Do any of you seasoned veterans have any experience/advice on this?
On another post, I just said to consider contacting the school. Haha. In this case, I would just wait. IF they contact YOU (waitlist etc), then by all means contact them back! The flood gates have opened! Otherwise you are stuck waiting…
But I’m only one person, so maybe others have experiences in contacting schools successfully during the looong wait.
I agree - unless contacted first, just wait - hard as that is. Definitely express honest interest if offered a waitlist spot and continue to check in in that circumstance until you hear a definite Yay or Nay.
Having said that, I don’t remember your offspring’s instrument or emphasis (jazz, classical, etc). Things could vary by area and maybe others will weigh in. My experience is strings, mostly conservatory entries. Many of those teachers take off for spring break during the school breaks and aren’t even at the school to be contacted. Unless you’ve had a previous contact of some length or really great “trial” lesson, I wouldn’t assume that a teacher would even remember any given student from an audition and an email contact. The Admissions Office will be quite busy getting notifications ready - I would not contact them.
Best of luck. This is a very hard time - I always thought harder for me as MOM than for the kids.
I wouldn’t contact them unless there was a specific question, the admissions office during this time are going to be bogged down. I don’t think calling would do much, and it could potentially irritate them (or not). If you kid did a sample lesson with a teacher there, or they otherwise had some kind of contact with the teacher, sending the teacher a note saying how much they enjoyed the lesson or whatnot and showing interest wouldn’t hurt, though. Sending notes to a teacher you auditioned for (or teachers, where there is a panel) likely won’t do anything unless somehow the teacher(s) noted the student in some way, at some programs they may see 10’s of students at least, so it is unlikely in this case to remember a student, as @momofadult said.
This is a hard time, I remember it well, the auditions likely done, now just the wait. It can be a hard couple of weeks, my big advice is to try and not dwell on it (I know, hah), and also to keep in mind for most students, they tend to dwell on the negative and, at least in my experience, most end up pleasantly surprised at their choices. The other thing I have learned in this process (which is ongoing, my S’s next stop, grad school admissions next year!) is that for the kids that truly want this, have worked at it, who care enough to do what they need to do to even audition, they will do okay, whichever program they get into, whichever teacher, they will find their way. It might not be in music in the end, they will likely hit bumps in the road (with my S, it is down to a couple of times a month lol), but this whole process has changed them, I can pretty much promise you that, and keep that in mind with the fretting on the magic word, then the decision where to go, makes life a lot easier:)
Good feedback from all of you - thanks. It’s a little bit different with an oboist as the community is SO small that, yes, all the teachers remembered my daughter from sample lessons from as far as a 11 months prior to the audition.
But all your responses are helpful though.
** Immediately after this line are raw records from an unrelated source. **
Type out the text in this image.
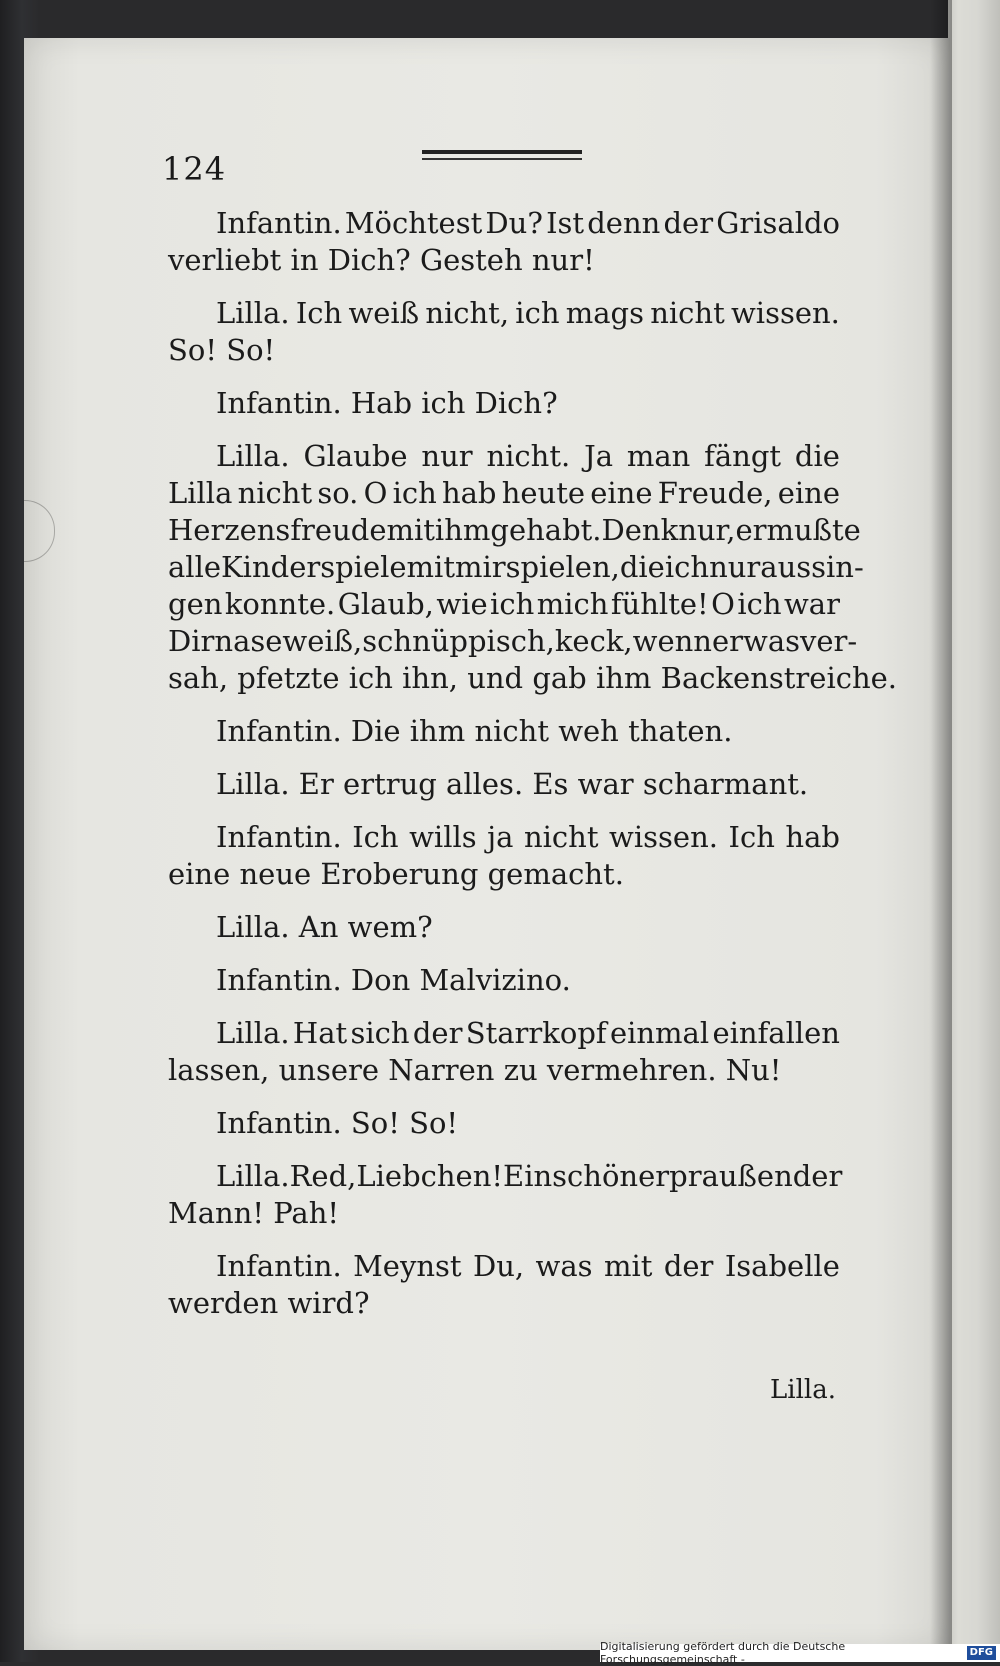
124
Infantin. Möchtest Du? Ist denn der Grisaldo
verliebt in Dich? Gesteh nur!
Lilla. Ich weiß nicht, ich mags nicht wissen.
So! So!
Infantin. Hab ich Dich?
Lilla. Glaube nur nicht. Ja man fängt die
Lilla nicht so. O ich hab heute eine Freude, eine
Herzensfreude mit ihm gehabt. Denk nur, er mußte
alle Kinderspiele mit mir spielen, die ich nur aussin-
gen konnte. Glaub, wie ich mich fühlte! O ich war
Dir naseweiß, schnüppisch, keck, wenn er was ver-
sah, pfetzte ich ihn, und gab ihm Backenstreiche.
Infantin. Die ihm nicht weh thaten.
Lilla. Er ertrug alles. Es war scharmant.
Infantin. Ich wills ja nicht wissen. Ich hab
eine neue Eroberung gemacht.
Lilla. An wem?
Infantin. Don Malvizino.
Lilla. Hat sich der Starrkopf einmal einfallen
lassen, unsere Narren zu vermehren. Nu!
Infantin. So! So!
Lilla. Red, Liebchen! Ein schöner praußender
Mann! Pah!
Infantin. Meynst Du, was mit der Isabelle
werden wird?
Lilla.
Digitalisierung gefördert durch die Deutsche Forschungsgemeinschaft -
DFG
I’m not sure why this even crossed my mind. Thanks again.
The only situation that contacting them would be appropriate, would be if you have a competing offer with a deadline. Once you have that leverage it’s not inappropriate to contact the schools and let them know you have competing offers, but are still holding out for them. Especially once we pass the March 15th threshold.
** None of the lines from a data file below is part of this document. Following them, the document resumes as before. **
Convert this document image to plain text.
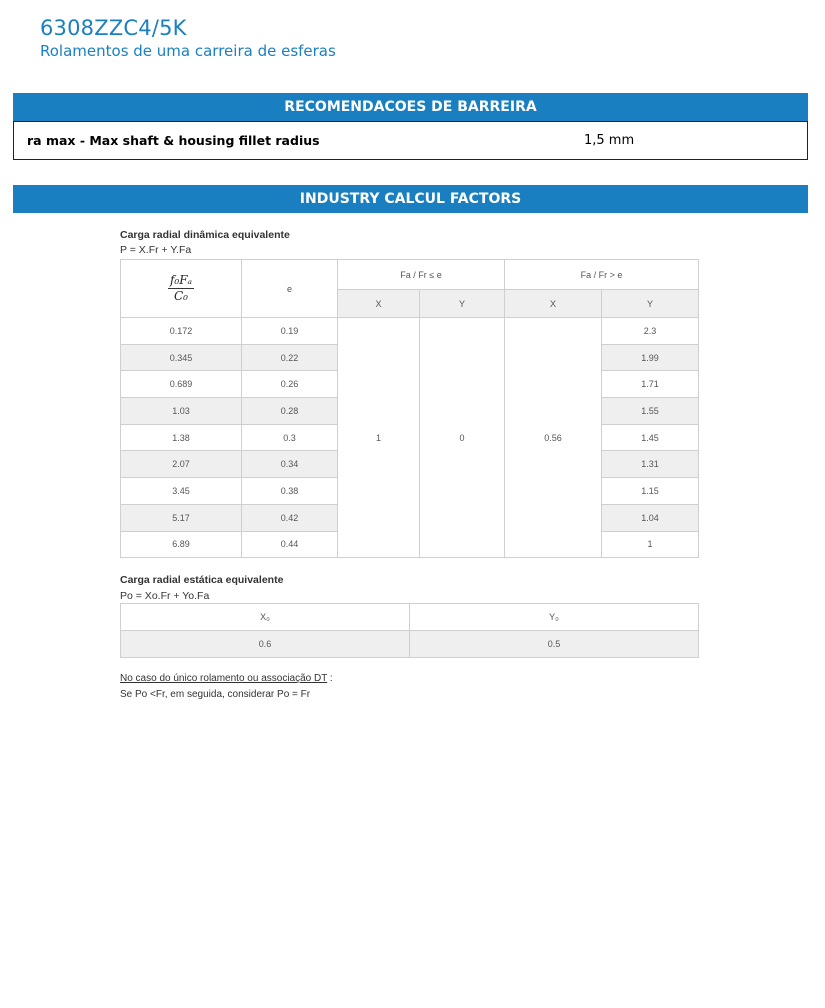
6308ZZC4/5K
Rolamentos de uma carreira de esferas
RECOMENDACOES DE BARREIRA
ra max - Max shaft & housing fillet radius	1,5 mm
INDUSTRY CALCUL FACTORS
Carga radial dinâmica equivalente
P = X.Fr + Y.Fa
$\frac{\text{f₀Fₐ}}{\text{C₀}}$	e	Fa / Fr ≤ e		Fa / Fr > e	
		X	Y	X	Y
0.172	0.19	1	0	0.56	2.3
0.345	0.22				1.99
0.689	0.26				1.71
1.03	0.28				1.55
1.38	0.3				1.45
2.07	0.34				1.31
3.45	0.38				1.15
5.17	0.42				1.04
6.89	0.44				1
Carga radial estática equivalente
Po = Xo.Fr + Yo.Fa
X₀	Y₀
0.6	0.5
No caso do único rolamento ou associação DT :
Se Po <Fr, em seguida, considerar Po = Fr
Waiting is so hard. But I agree with others. You just have to wait. And remember that as musicprnt said most students will end up quite happy. And even if they are disappointed sometimes it all works out for the best. And remember our kids are always looking to us for how to respond and deal with these things. So model being relaxed and confident and be prepared to model handling any disappointment with poise and resilience.